Menteri Keuangan Sri Mulyani. ANTARA FOTO/Hafidz Mubarak A/rwa.
JAKARTA, DDTCNews - Menteri Keuangan Sri Mulyani Indrawati menilai lifting minyak dan gas bumi (migas) terus menunjukkan tren penurunan, bahkan capaiannya di bawah asumsi pemerintah dalam UU APBN.
Sri Mulyani mengatakan pemerintah terus berupaya memperbaiki kebijakan di bidang migas, terutama pada sektor hulu. Dalam hal itu, lanjutnya, pemberian insentif fiskal bukan menjadi satu-satunya penentu untuk meningkatkan investasi dan produksi.
"Perlu dukungan fiskal atau insentif untuk mendorong investasi di hulu migas. Tapi itu bukan satu-satunya faktor yang menentukan," katanya dalam The 2nd International Convention on Indonesian Upstream Oil and Gas 2021, Selasa (30/11/2021).
Sri Mulyani menuturkan faktor-faktor lain yang dapat memengaruhi investasi di sektor hulu migas di antaranya mengenai kepastian kontrak, teknologi, tata kelola yang baik, dan transparansi.
Persoalan di bidang migas pun cenderung kompleks karena objeknya berupa sumber daya alam sehingga setiap kebijakan yang dirumuskan dalam eksplorasi diarahkan untuk tidak hanya bermanfaat untuk generasi saat ini, tetapi juga untuk generasi berikutnya.

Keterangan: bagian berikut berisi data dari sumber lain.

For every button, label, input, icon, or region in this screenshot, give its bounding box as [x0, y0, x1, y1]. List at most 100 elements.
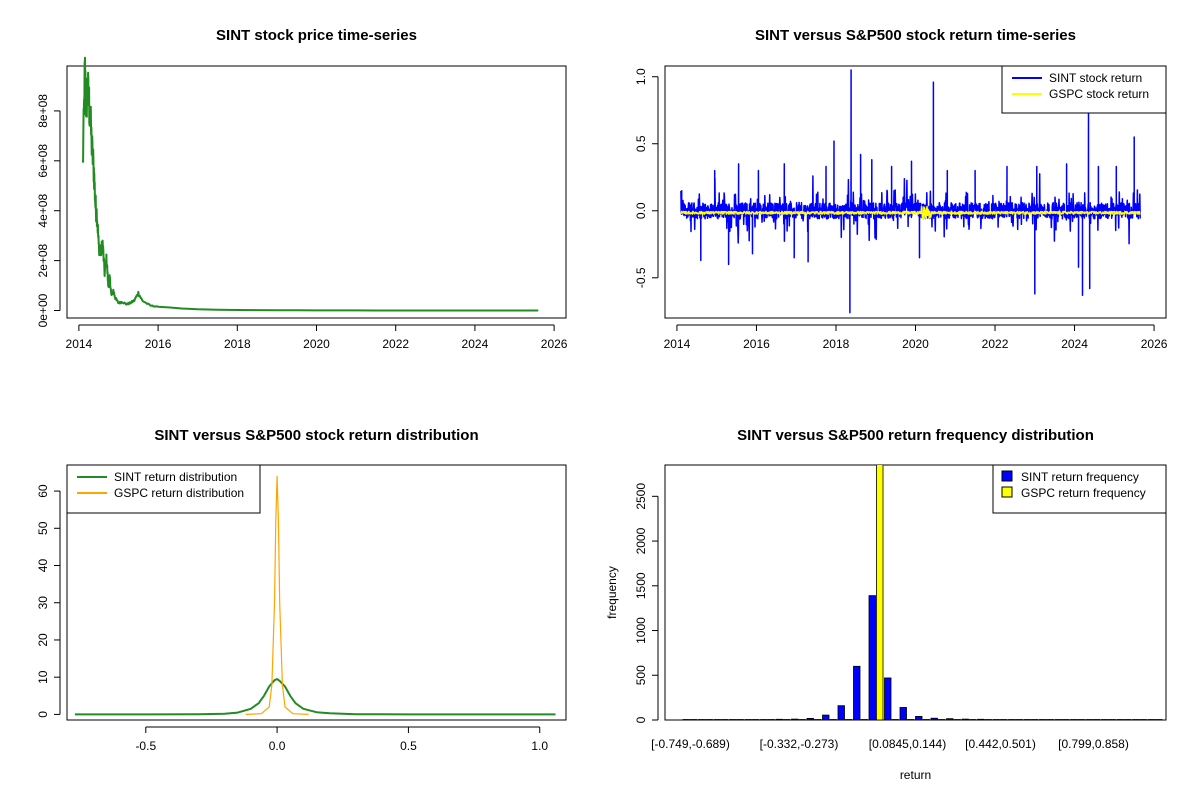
price-y-tick-label: 8e+08 — [36, 94, 50, 128]
price-title: SINT stock price time-series — [216, 27, 417, 44]
frequency-bar — [1039, 719, 1047, 720]
frequency-bar — [946, 718, 954, 720]
frequency-bar — [1101, 719, 1109, 720]
price-x-tick-label: 2014 — [66, 337, 93, 351]
frequency-bar — [705, 719, 713, 720]
frequency-bar — [868, 595, 876, 720]
density-y-tick-label: 50 — [36, 521, 50, 535]
frequency-bar — [736, 719, 744, 720]
price-y-tick-label: 4e+08 — [36, 194, 50, 228]
frequency-bar — [1070, 719, 1078, 720]
density-y-tick-label: 10 — [36, 670, 50, 684]
frequency-bar — [845, 719, 853, 720]
density-y-tick-label: 30 — [36, 596, 50, 610]
frequency-y-tick-label: 1000 — [634, 617, 648, 644]
price-x-tick-label: 2018 — [224, 337, 251, 351]
price-x-tick-label: 2020 — [303, 337, 330, 351]
frequency-bar — [1155, 719, 1163, 720]
frequency-bar — [698, 719, 706, 720]
frequency-bar — [682, 719, 690, 720]
frequency-bar — [814, 719, 822, 720]
frequency-bar — [1085, 719, 1093, 720]
frequency-bar — [829, 719, 837, 720]
frequency-bar — [1132, 719, 1140, 720]
frequency-bars — [682, 465, 1163, 720]
frequency-x-tick-label: [-0.332,-0.273) — [760, 737, 839, 751]
frequency-bar — [922, 719, 930, 720]
density-legend-box — [66, 464, 261, 514]
price-y-tick-label: 0e+00 — [36, 293, 50, 327]
frequency-bar — [984, 719, 992, 720]
frequency-bar — [891, 719, 899, 720]
frequency-bar — [938, 719, 946, 720]
frequency-bar — [1108, 719, 1116, 720]
frequency-bar — [1124, 719, 1132, 720]
frequency-y-tick-label: 500 — [634, 665, 648, 685]
frequency-bar — [798, 719, 806, 720]
frequency-bar — [1147, 719, 1155, 720]
returns-title: SINT versus S&P500 stock return time-ser… — [755, 27, 1076, 44]
returns-x-tick-label: 2022 — [982, 337, 1009, 351]
frequency-bar — [1000, 719, 1008, 720]
frequency-bar — [1062, 719, 1070, 720]
frequency-bar — [713, 719, 721, 720]
frequency-legend-swatch — [1001, 486, 1013, 498]
returns-x-tick-label: 2026 — [1141, 337, 1168, 351]
frequency-bar — [860, 719, 868, 720]
frequency-bar — [961, 718, 969, 720]
frequency-bar — [1139, 719, 1147, 720]
frequency-bar — [992, 719, 1000, 720]
returns-y-tick-label: 0.0 — [634, 202, 648, 219]
density-title: SINT versus S&P500 stock return distribu… — [154, 427, 478, 444]
returns-legend-label: SINT stock return — [1049, 71, 1142, 85]
price-series-line — [81, 56, 539, 312]
density-x-tick-label: 0.0 — [269, 739, 286, 753]
returns-x-tick-label: 2016 — [743, 337, 770, 351]
frequency-x-tick-label: [0.442,0.501) — [965, 737, 1036, 751]
price-y-tick-label: 6e+08 — [36, 144, 50, 178]
density-series-line-1 — [74, 678, 556, 716]
returns-x-tick-label: 2024 — [1061, 337, 1088, 351]
frequency-bar — [899, 707, 907, 720]
returns-x-tick-label: 2018 — [823, 337, 850, 351]
returns-y-tick-label: 1.0 — [634, 68, 648, 85]
frequency-bar — [915, 716, 923, 720]
frequency-x-tick-label: [-0.749,-0.689) — [651, 737, 730, 751]
frequency-bar — [1008, 719, 1016, 720]
frequency-bar — [822, 714, 830, 720]
frequency-bar — [907, 719, 915, 720]
price-x-tick-label: 2016 — [145, 337, 172, 351]
density-legend-label: GSPC return distribution — [114, 486, 244, 500]
returns-gspc-line — [680, 205, 1141, 221]
frequency-bar — [884, 677, 892, 720]
frequency-bar — [853, 665, 861, 720]
frequency-bar — [806, 717, 814, 720]
density-legend-label: SINT return distribution — [114, 470, 237, 484]
price-plot-frame — [66, 65, 567, 319]
price-x-tick-label: 2024 — [462, 337, 489, 351]
density-y-tick-label: 40 — [36, 559, 50, 573]
returns-x-tick-label: 2020 — [902, 337, 929, 351]
frequency-bar — [969, 719, 977, 720]
price-y-tick-label: 2e+08 — [36, 243, 50, 277]
price-x-tick-label: 2022 — [382, 337, 409, 351]
density-series-line-2 — [245, 475, 309, 715]
frequency-bar — [729, 719, 737, 720]
frequency-bar — [1031, 719, 1039, 720]
frequency-x-tick-label: [0.799,0.858) — [1058, 737, 1129, 751]
frequency-legend-label: SINT return frequency — [1021, 470, 1139, 484]
frequency-bar — [721, 719, 729, 720]
frequency-y-axis-title: frequency — [605, 566, 619, 619]
frequency-y-tick-label: 1500 — [634, 572, 648, 599]
frequency-bar — [1046, 719, 1054, 720]
frequency-legend-swatch — [1001, 470, 1013, 482]
returns-y-tick-label: -0.5 — [634, 267, 648, 288]
density-y-tick-label: 60 — [36, 484, 50, 498]
frequency-bar — [760, 719, 768, 720]
frequency-y-tick-label: 2000 — [634, 527, 648, 554]
frequency-bar — [791, 718, 799, 720]
density-x-tick-label: -0.5 — [135, 739, 156, 753]
frequency-y-tick-label: 0 — [634, 716, 648, 723]
density-x-tick-label: 0.5 — [400, 739, 417, 753]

Menurut Sri Mulyani, pemerintah terus berupaya membuat kebijakan di sektor migas secara baik dan kredibel untuk mendukung investasi di sektor hulu migas. Misal, dengan menyempurnakan skema kontrak pengelolaan wilayah kerja migas menjadi cost recovery dan gross split.
Pemerintah juga akan memastikan setiap kebijakan yang diterbitkan dapat memberikan hasil optimal dalam meningkatkan produksi migas di Indonesia.
"Kementerian ESDM baru-baru ini berdiskusi dengan kami di Kemenkeu untuk mendesain kebijakan fiskal yang lebih komprehensif, dan ini masih dalam proses diskusi," ujarnya.
Dengan berbagai upaya perbaikan kebijakan tersebut, Sri Mulyani berharap lifting migas dapat terus meningkat. Dia menyebut lifting migas telah turun ke level yang lebih rendah dibandingkan dengan 2 dekade lalu.
Rendahnya lifting juga menjadi salah satu pemicu terjadinya defisit neraca perdagangan dan neraca pembayaran, terutama ketika harga minyak dunia sedang tinggi.
"Faktanya, produksi minyak dan gas terus menurun sehingga menciptakan kesenjangan permintaan yang makin lebar," tuturnya. (rig)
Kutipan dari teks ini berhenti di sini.